Employ-Able – a new initiative to get Scotland’s veterans into work


  As the country’s focus turns to Remembrance this week, Scotland’s veterans can look forward to a brighter and more secure future thanks to a new charity partnership that will deliver extra support to help vulnerable veterans find work. 

Veterans’ charity Poppyscotland and mental health charity SAMH have teamed up to create Employ-Able, a new service that will support veterans to get into employment.

Employ-Able, launched this month, aims to remove barriers, help develop skills and set goals, taking the form of one-to-one and group work sessions, using the model of SAMH’s successful Tools for Living programme. Referrals will come through Poppyscotland from a number of veterans’ organisations and a team of employability advisors at SAMH will help the veterans to find permanent employment. 

Charlie McMillan, Director of Operations at SAMH (Scottish Association for Mental Health) said: “Scotland’s veterans deserve as much support as we can give them when they settle back into the community. We know it can be hard for some veterans to get back into regular employment and that unemployment and financial difficulties are bad for your mental health, so we’re really pleased to be able to offer this new service in partnership with Poppyscotland.”

There are around 189,000 veterans of working age in Scotland, and research suggests that the unemployment rate for veterans aged 18-49 is twice that of the general UK population. Poppyscotland research carried out in 2009 estimates that around 28,000 veterans in Scotland are out of work. The research also found a lack of current employability services that specifically target veterans who may be vulnerable or need additional support to get back into work.
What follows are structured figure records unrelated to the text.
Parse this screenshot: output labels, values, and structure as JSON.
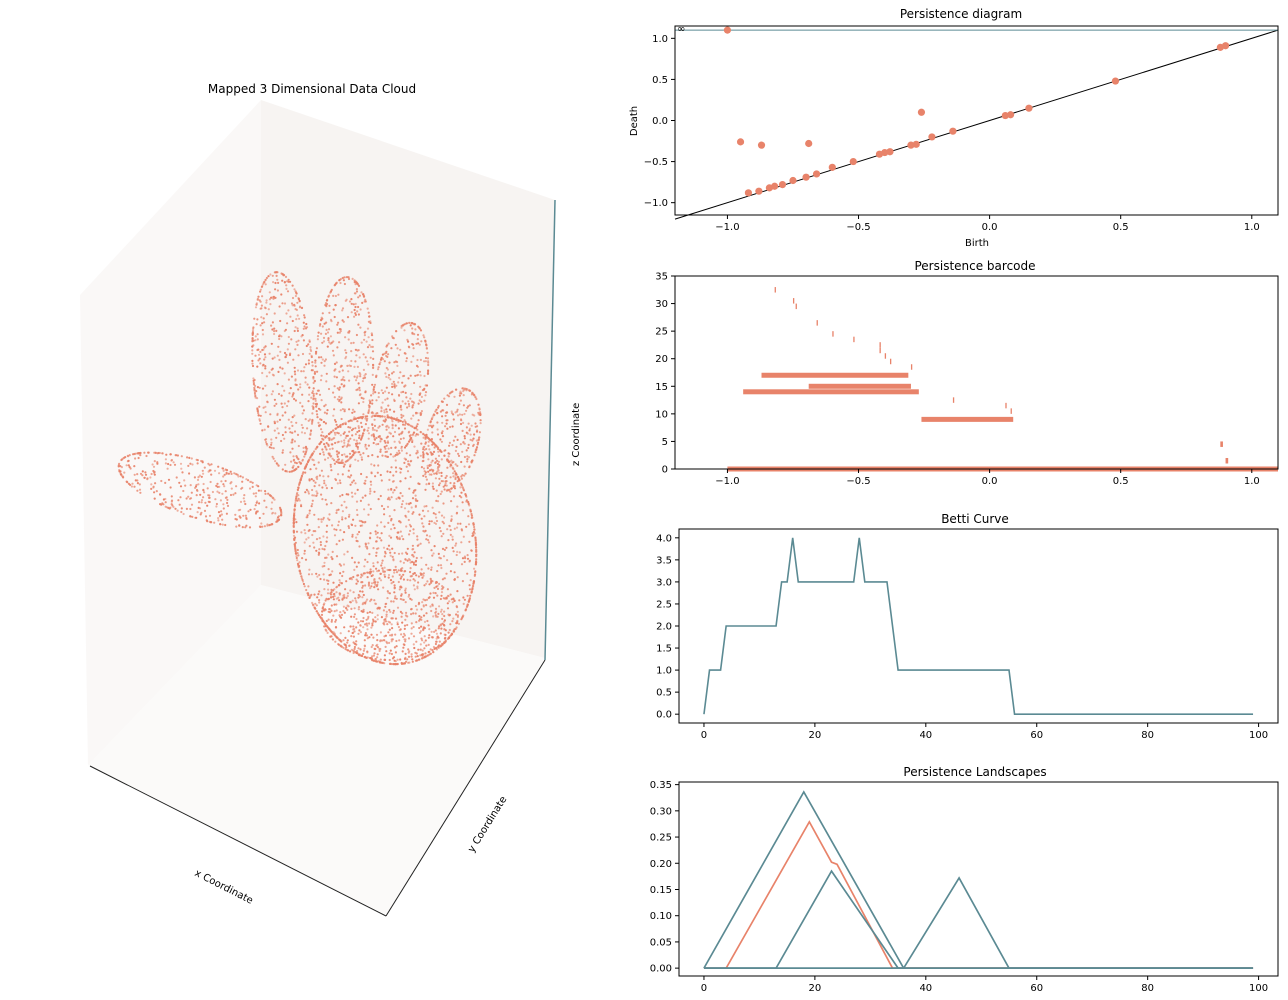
{
  "colors": {
    "salmon": "#E8836A",
    "teal": "#5B8A93",
    "diag": "#000000",
    "pane": "#F3EFEC"
  },
  "cloud": {
    "title": "Mapped 3 Dimensional Data Cloud",
    "xlabel": "x Coordinate",
    "ylabel": "y Coordinate",
    "zlabel": "z Coordinate"
  },
  "chart_data": [
    {
      "type": "scatter",
      "title": "Persistence diagram",
      "xlabel": "Birth",
      "ylabel": "Death",
      "xlim": [
        -1.2,
        1.1
      ],
      "ylim": [
        -1.15,
        1.15
      ],
      "xticks": [
        "−1.0",
        "−0.5",
        "0.0",
        "0.5",
        "1.0"
      ],
      "yticks": [
        "−1.0",
        "−0.5",
        "0.0",
        "0.5",
        "1.0"
      ],
      "infinity_label": "∞",
      "infinity_level": 1.1,
      "points": [
        [
          -1.0,
          1.1
        ],
        [
          -0.95,
          -0.26
        ],
        [
          -0.87,
          -0.3
        ],
        [
          -0.69,
          -0.28
        ],
        [
          -0.26,
          0.1
        ],
        [
          -0.92,
          -0.88
        ],
        [
          -0.88,
          -0.86
        ],
        [
          -0.84,
          -0.82
        ],
        [
          -0.82,
          -0.8
        ],
        [
          -0.79,
          -0.78
        ],
        [
          -0.75,
          -0.73
        ],
        [
          -0.7,
          -0.69
        ],
        [
          -0.66,
          -0.65
        ],
        [
          -0.6,
          -0.57
        ],
        [
          -0.52,
          -0.5
        ],
        [
          -0.42,
          -0.41
        ],
        [
          -0.4,
          -0.39
        ],
        [
          -0.38,
          -0.38
        ],
        [
          -0.3,
          -0.3
        ],
        [
          -0.28,
          -0.29
        ],
        [
          -0.22,
          -0.2
        ],
        [
          -0.14,
          -0.13
        ],
        [
          0.06,
          0.06
        ],
        [
          0.08,
          0.07
        ],
        [
          0.15,
          0.15
        ],
        [
          0.48,
          0.48
        ],
        [
          0.88,
          0.89
        ],
        [
          0.9,
          0.91
        ]
      ]
    },
    {
      "type": "bar",
      "title": "Persistence barcode",
      "xlim": [
        -1.2,
        1.1
      ],
      "ylim": [
        0,
        35
      ],
      "xticks": [
        "−1.0",
        "−0.5",
        "0.0",
        "0.5",
        "1.0"
      ],
      "yticks": [
        "0",
        "5",
        "10",
        "15",
        "20",
        "25",
        "30",
        "35"
      ],
      "bars": [
        [
          0,
          -1.0,
          1.1
        ],
        [
          1,
          0.9,
          0.91
        ],
        [
          4,
          0.88,
          0.89
        ],
        [
          9,
          -0.26,
          0.09
        ],
        [
          10,
          0.08,
          0.085
        ],
        [
          11,
          0.06,
          0.065
        ],
        [
          12,
          -0.14,
          -0.135
        ],
        [
          14,
          -0.94,
          -0.27
        ],
        [
          15,
          -0.69,
          -0.3
        ],
        [
          17,
          -0.87,
          -0.31
        ],
        [
          18,
          -0.3,
          -0.295
        ],
        [
          19,
          -0.38,
          -0.375
        ],
        [
          20,
          -0.4,
          -0.395
        ],
        [
          21,
          -0.42,
          -0.415
        ],
        [
          22,
          -0.42,
          -0.415
        ],
        [
          23,
          -0.52,
          -0.515
        ],
        [
          24,
          -0.6,
          -0.595
        ],
        [
          26,
          -0.66,
          -0.655
        ],
        [
          29,
          -0.74,
          -0.735
        ],
        [
          30,
          -0.75,
          -0.745
        ],
        [
          32,
          -0.82,
          -0.815
        ]
      ]
    },
    {
      "type": "line",
      "title": "Betti Curve",
      "xlim": [
        -4.5,
        103.5
      ],
      "ylim": [
        -0.2,
        4.2
      ],
      "xticks": [
        "0",
        "20",
        "40",
        "60",
        "80",
        "100"
      ],
      "yticks": [
        "0.0",
        "0.5",
        "1.0",
        "1.5",
        "2.0",
        "2.5",
        "3.0",
        "3.5",
        "4.0"
      ],
      "series": [
        {
          "x": [
            0,
            1,
            3,
            4,
            13,
            14,
            15,
            16,
            17,
            26,
            27,
            28,
            29,
            33,
            35,
            55,
            56,
            99
          ],
          "y": [
            0,
            1,
            1,
            2,
            2,
            3,
            3,
            4,
            3,
            3,
            3,
            4,
            3,
            3,
            1,
            1,
            0,
            0
          ]
        }
      ]
    },
    {
      "type": "line",
      "title": "Persistence Landscapes",
      "xlim": [
        -4.5,
        103.5
      ],
      "ylim": [
        -0.015,
        0.355
      ],
      "xticks": [
        "0",
        "20",
        "40",
        "60",
        "80",
        "100"
      ],
      "yticks": [
        "0.00",
        "0.05",
        "0.10",
        "0.15",
        "0.20",
        "0.25",
        "0.30",
        "0.35"
      ],
      "series": [
        {
          "color": "teal",
          "x": [
            0,
            18,
            36,
            37,
            99
          ],
          "y": [
            0,
            0.336,
            0,
            0,
            0
          ]
        },
        {
          "color": "salmon",
          "x": [
            0,
            4,
            19,
            23,
            24,
            34,
            99
          ],
          "y": [
            0,
            0,
            0.279,
            0.202,
            0.198,
            0,
            0
          ]
        },
        {
          "color": "teal",
          "x": [
            0,
            13,
            23,
            35,
            99
          ],
          "y": [
            0,
            0,
            0.185,
            0,
            0
          ]
        },
        {
          "color": "teal",
          "x": [
            0,
            36,
            46,
            55,
            99
          ],
          "y": [
            0,
            0,
            0.172,
            0,
            0
          ]
        }
      ]
    }
  ]
}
The new service is intended to address this gap.

Gary Gray, Head of Charitable Services at Poppyscotland, commented: “We are delighted to be working with SAMH to deliver Employ-Able.  A small but significant number of veterans face difficulty in adjusting to civilian life with many facing complex and multiple issues. Employment and mental health are areas of great concern as they impact greatly on all aspects of veterans’ lives and those of their families. By combining Poppyscotland’s knowledge of veterans’ issues and SAMH’s expertise we believe Employ-Able will tackle some of these key areas of difficulty and improve veterans’ prospects.”

Veterans Minister Keith Brown added his support for the service, saying: “I welcome this initiative which I hope will be invaluable to our former service personnel in helping them find new routes back into employment. This government is committed to supporting our country’s veterans.  We will continue to work with partner organisations like Poppyscotland to facilitate the development of new and innovative policies that support this courageous group of individuals, as they make their transition back into civilian life.”
Army veteran Andy Corbett (50) has struggled with mental health issues since witnessing horrific events in Northern Ireland and Lockerbie.  After difficulty in finding secure employment on leaving the Armed Forces Andy now works at Lady Haig’s Poppy Factory in Edinburgh.

He believes Employ-Able will make a significant difference to those in similar situations, saying: “I wish there had been a service like this when I left the Army. It was hard to get used to Civvy Street and I even had to leave my last job as a bus driver because I found it too stressful. I kept everything bottled up but in the end something had to give. I have my life back on track now but I am glad there is a dedicated service to help others get the support they need and hopefully prevent anyone else going through what I have experienced.”